O que dissera mesmo a mulher com voz de pássaro ao telefone? — perguntava-se Carla. Artyson... não, Arthur Picoli III, da cadeia de hotéis Picoli. Excelentes hotéis, pensou, sem nenhum interesse genuíno. Quando viajava, ela prestigiava muitos deles em vários cantos do mundo. O Sr. Picoli III tinha uma proposta de trabalho para ela.

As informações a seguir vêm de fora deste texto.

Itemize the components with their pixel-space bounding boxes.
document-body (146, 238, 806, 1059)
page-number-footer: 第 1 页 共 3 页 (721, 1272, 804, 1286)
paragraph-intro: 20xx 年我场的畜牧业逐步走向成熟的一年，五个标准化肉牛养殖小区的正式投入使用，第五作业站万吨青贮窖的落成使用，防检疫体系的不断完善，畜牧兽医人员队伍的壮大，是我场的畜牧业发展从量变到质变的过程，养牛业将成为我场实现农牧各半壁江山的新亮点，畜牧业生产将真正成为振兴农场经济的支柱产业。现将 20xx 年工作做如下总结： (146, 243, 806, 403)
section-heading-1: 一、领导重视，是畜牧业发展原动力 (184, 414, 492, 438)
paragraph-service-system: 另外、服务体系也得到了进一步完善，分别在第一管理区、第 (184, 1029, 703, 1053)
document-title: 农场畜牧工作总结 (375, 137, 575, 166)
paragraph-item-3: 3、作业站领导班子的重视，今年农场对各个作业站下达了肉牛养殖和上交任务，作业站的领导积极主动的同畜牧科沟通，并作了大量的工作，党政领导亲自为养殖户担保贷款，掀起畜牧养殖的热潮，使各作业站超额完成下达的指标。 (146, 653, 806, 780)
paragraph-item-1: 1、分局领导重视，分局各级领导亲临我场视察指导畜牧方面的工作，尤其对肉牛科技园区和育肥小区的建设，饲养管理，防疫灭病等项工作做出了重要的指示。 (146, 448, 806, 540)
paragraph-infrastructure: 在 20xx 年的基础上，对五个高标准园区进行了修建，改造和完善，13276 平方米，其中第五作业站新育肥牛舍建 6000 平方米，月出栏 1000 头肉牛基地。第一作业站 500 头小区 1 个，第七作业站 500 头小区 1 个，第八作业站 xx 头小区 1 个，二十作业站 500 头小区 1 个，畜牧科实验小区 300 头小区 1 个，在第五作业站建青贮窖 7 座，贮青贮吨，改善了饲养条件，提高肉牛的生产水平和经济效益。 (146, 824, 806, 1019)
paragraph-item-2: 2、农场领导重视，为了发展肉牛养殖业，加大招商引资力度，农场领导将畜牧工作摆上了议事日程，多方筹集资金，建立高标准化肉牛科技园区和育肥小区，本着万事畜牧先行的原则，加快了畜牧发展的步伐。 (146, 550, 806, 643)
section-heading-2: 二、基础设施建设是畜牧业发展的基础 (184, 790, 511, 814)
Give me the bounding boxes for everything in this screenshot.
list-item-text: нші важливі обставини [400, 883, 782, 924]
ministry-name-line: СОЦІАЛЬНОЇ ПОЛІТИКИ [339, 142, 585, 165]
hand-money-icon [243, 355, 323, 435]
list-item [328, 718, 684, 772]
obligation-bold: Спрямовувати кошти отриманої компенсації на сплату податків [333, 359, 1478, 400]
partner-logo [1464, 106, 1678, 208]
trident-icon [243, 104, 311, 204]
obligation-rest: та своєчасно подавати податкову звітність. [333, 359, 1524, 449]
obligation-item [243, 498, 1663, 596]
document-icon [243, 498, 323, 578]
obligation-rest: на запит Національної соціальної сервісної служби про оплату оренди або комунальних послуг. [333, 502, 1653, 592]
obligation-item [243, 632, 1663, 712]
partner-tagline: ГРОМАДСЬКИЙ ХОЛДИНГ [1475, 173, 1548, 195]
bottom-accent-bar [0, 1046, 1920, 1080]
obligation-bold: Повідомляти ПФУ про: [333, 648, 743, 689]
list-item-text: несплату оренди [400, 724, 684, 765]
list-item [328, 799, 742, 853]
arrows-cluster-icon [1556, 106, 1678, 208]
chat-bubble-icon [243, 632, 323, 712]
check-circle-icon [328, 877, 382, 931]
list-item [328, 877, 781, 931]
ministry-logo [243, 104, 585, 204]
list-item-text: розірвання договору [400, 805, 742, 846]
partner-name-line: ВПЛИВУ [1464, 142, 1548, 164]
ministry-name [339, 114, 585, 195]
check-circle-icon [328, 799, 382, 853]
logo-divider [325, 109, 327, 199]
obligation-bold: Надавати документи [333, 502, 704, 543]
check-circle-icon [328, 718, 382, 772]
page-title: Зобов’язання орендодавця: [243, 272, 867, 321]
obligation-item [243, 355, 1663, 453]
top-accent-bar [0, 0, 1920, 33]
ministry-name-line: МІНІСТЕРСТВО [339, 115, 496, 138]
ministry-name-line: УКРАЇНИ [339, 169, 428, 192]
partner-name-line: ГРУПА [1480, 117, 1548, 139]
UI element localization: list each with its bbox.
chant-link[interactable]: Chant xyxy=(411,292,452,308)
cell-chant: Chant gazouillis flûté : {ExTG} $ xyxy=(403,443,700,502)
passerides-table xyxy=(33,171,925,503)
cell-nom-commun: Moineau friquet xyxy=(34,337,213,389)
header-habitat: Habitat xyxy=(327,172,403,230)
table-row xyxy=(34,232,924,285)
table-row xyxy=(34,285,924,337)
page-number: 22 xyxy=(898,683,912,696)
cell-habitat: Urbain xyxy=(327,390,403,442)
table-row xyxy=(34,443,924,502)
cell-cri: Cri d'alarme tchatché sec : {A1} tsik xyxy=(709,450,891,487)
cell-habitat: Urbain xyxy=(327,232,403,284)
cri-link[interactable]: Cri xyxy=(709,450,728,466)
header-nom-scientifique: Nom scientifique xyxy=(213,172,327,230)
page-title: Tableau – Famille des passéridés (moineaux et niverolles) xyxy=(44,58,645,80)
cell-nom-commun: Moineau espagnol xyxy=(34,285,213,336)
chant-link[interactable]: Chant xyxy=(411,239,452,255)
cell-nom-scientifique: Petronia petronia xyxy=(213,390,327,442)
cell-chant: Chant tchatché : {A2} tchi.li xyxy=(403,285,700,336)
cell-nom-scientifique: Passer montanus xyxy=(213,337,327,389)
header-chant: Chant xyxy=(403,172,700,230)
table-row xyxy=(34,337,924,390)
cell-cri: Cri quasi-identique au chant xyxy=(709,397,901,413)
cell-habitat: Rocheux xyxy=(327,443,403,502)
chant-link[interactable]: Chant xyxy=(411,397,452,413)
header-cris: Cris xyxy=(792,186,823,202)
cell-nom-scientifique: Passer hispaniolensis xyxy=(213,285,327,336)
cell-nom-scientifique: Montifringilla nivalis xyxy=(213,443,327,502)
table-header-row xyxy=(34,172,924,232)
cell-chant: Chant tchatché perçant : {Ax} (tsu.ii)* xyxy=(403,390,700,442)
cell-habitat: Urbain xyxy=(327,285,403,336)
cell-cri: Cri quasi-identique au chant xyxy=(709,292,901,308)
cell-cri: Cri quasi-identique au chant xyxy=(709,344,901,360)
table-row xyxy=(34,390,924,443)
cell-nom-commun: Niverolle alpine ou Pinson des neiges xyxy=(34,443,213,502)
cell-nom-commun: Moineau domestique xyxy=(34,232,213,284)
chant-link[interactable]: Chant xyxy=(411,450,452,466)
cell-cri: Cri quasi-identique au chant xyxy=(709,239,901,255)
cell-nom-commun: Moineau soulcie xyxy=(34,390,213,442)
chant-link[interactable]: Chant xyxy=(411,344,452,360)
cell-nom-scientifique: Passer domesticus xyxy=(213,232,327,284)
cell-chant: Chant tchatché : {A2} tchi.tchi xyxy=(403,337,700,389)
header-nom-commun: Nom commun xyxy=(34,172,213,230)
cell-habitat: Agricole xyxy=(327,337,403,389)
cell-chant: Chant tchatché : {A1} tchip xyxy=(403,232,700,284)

Carla imaginou que ele lhe pediria para criar alguma sobremesa exclusiva para a rede de hotéis, uma sobremesa à qual pudesse associar o nome Picoli. Ela não era avessa à ideia — nas circunstâncias certas. E com a remuneração certa. Claro que teria de investigar cuidadosamente toda a empresa Picoli antes de concordar em envolver seu talento ou nome. Se algum dos hotéis fosse de qualidade inferior...

Com um bocejo, decidiu pensar no assunto mais tarde — depois que houvesse conhecido a terceira personalidade, Arthur Picoli III, pensou mais uma vez com um sonolento e divertido sorriso. Gorducho, careca, na certa dispéptico. Sapatos italianos, relógio suíço, camisas francesas, carro alemão — e sem a menor dúvida se consideraria inesgotavelmente americano. A imagem que ela criara pairou na mente por um momento e, aborrecida, ela tornou a bocejar — e depois suspirou, quando a ideia da pizza mais uma vez invadiu seus pensamentos. Reclinou a poltrona ainda mais e decididamente se esforçou para dormir.